Back in 2021, there was a change at the top: The US was stripped of its title as the richest country in the world (by net worth), and China became the world’s wealthiest nation. The switch-up in the global wealth leaderboard was announced in a report from McKinsey & Co., said Bloomberg who first broke the story, which revealed that China’s value had skyrocketed from $7 trillion in 2000 to $120 trillion in 2020.
In that same time, the value of the United States climbed to almost $90 trillion, falling short of the number one spot.
China’s race to the top of the leaderboard contributed to almost a third of the total increase in global wealth which went from $156 trillion to $514 trillion in the same time frame.
It’s thought that China’s economic rise accelerated after it became a member of the World Trade Organisation (WTO), an intergovernmental organization that regulates trade between nations. Countries can benefit from such membership as the WTO aids nations in establishing the rules of international trade and enforcing them in developing markets.

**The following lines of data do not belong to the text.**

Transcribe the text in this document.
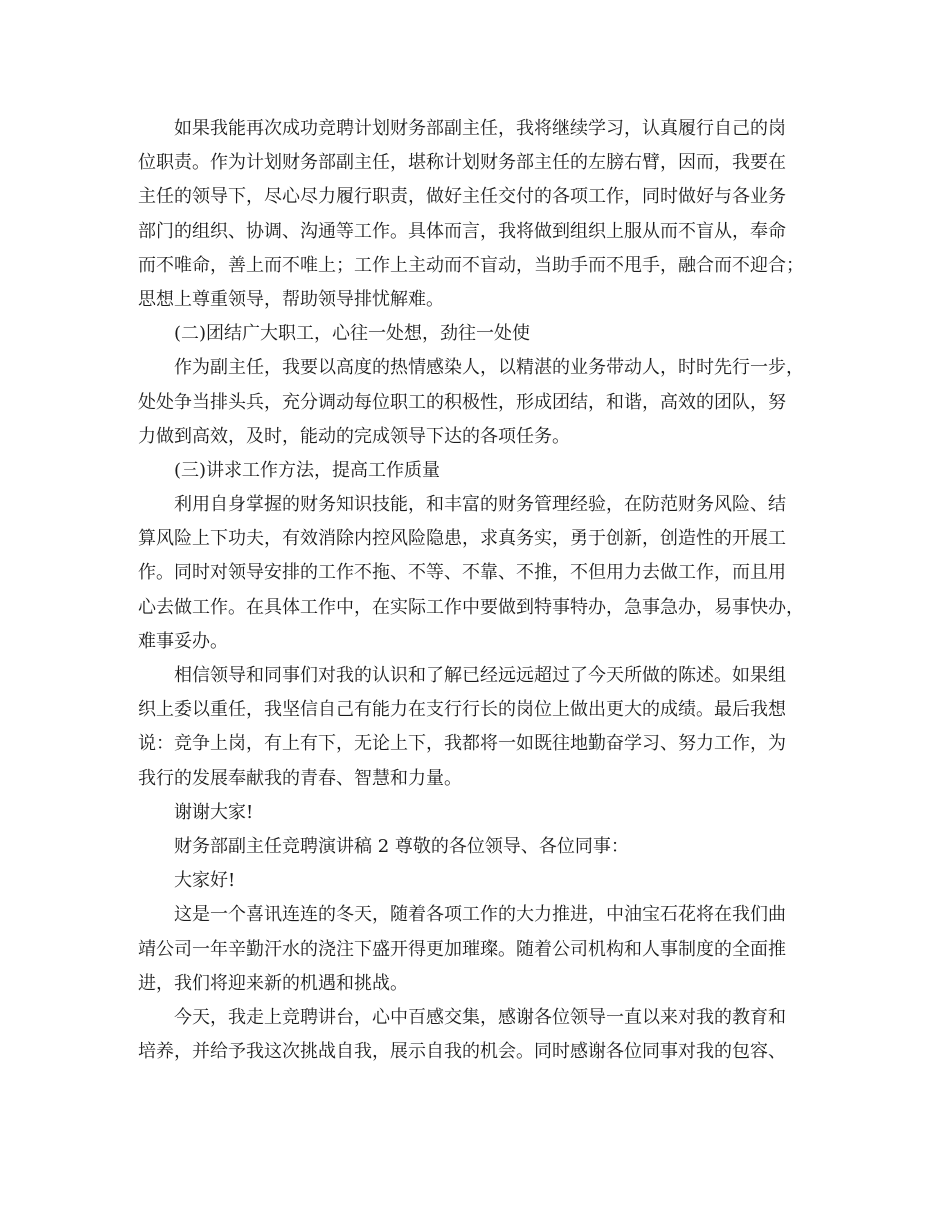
如果我能再次成功竞聘计划财务部副主任，我将继续学习，认真履行自己的岗
位职责。作为计划财务部副主任，堪称计划财务部主任的左膀右臂，因而，我要在
主任的领导下，尽心尽力履行职责，做好主任交付的各项工作，同时做好与各业务
部门的组织、协调、沟通等工作。具体而言，我将做到组织上服从而不盲从，奉命
而不唯命，善上而不唯上；工作上主动而不盲动，当助手而不甩手，融合而不迎合；
思想上尊重领导，帮助领导排忧解难。

(二)团结广大职工，心往一处想，劲往一处使

作为副主任，我要以高度的热情感染人，以精湛的业务带动人，时时先行一步，
处处争当排头兵，充分调动每位职工的积极性，形成团结，和谐，高效的团队，努
力做到高效，及时，能动的完成领导下达的各项任务。

(三)讲求工作方法，提高工作质量

利用自身掌握的财务知识技能，和丰富的财务管理经验，在防范财务风险、结
算风险上下功夫，有效消除内控风险隐患，求真务实，勇于创新，创造性的开展工
作。同时对领导安排的工作不拖、不等、不靠、不推，不但用力去做工作，而且用
心去做工作。在具体工作中，在实际工作中要做到特事特办，急事急办，易事快办，
难事妥办。

相信领导和同事们对我的认识和了解已经远远超过了今天所做的陈述。如果组
织上委以重任，我坚信自己有能力在支行行长的岗位上做出更大的成绩。最后我想
说：竞争上岗，有上有下，无论上下，我都将一如既往地勤奋学习、努力工作，为
我行的发展奉献我的青春、智慧和力量。

谢谢大家!

财务部副主任竞聘演讲稿 2 尊敬的各位领导、各位同事：

大家好!

这是一个喜讯连连的冬天，随着各项工作的大力推进，中油宝石花将在我们曲
靖公司一年辛勤汗水的浇注下盛开得更加璀璨。随着公司机构和人事制度的全面推
进，我们将迎来新的机遇和挑战。

今天，我走上竞聘讲台，心中百感交集，感谢各位领导一直以来对我的教育和
培养，并给予我这次挑战自我，展示自我的机会。同时感谢各位同事对我的包容、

Despite China's huge overall wealth, it’s not shared by the whole country as it’s estimated that more than two-thirds of the wealth is contained to just 10 percent of the wealthiest households. The same ratio is seen in the US.
But, two years later, is this still the case? Is China still the world's richest country?
According to Global Citizen Solutions, it is not. It seems the US has clawed back its lead and was the world's wealthiest nation by net worth last year, with a colossal $145.8 trillion net wealth.
It's a different story, however, if judged by Gross Domestic Product (GDP) per capita: Luxembourg is the winner here, with a sum of $127,673, followed by Ireland, Norway, and Switzerland.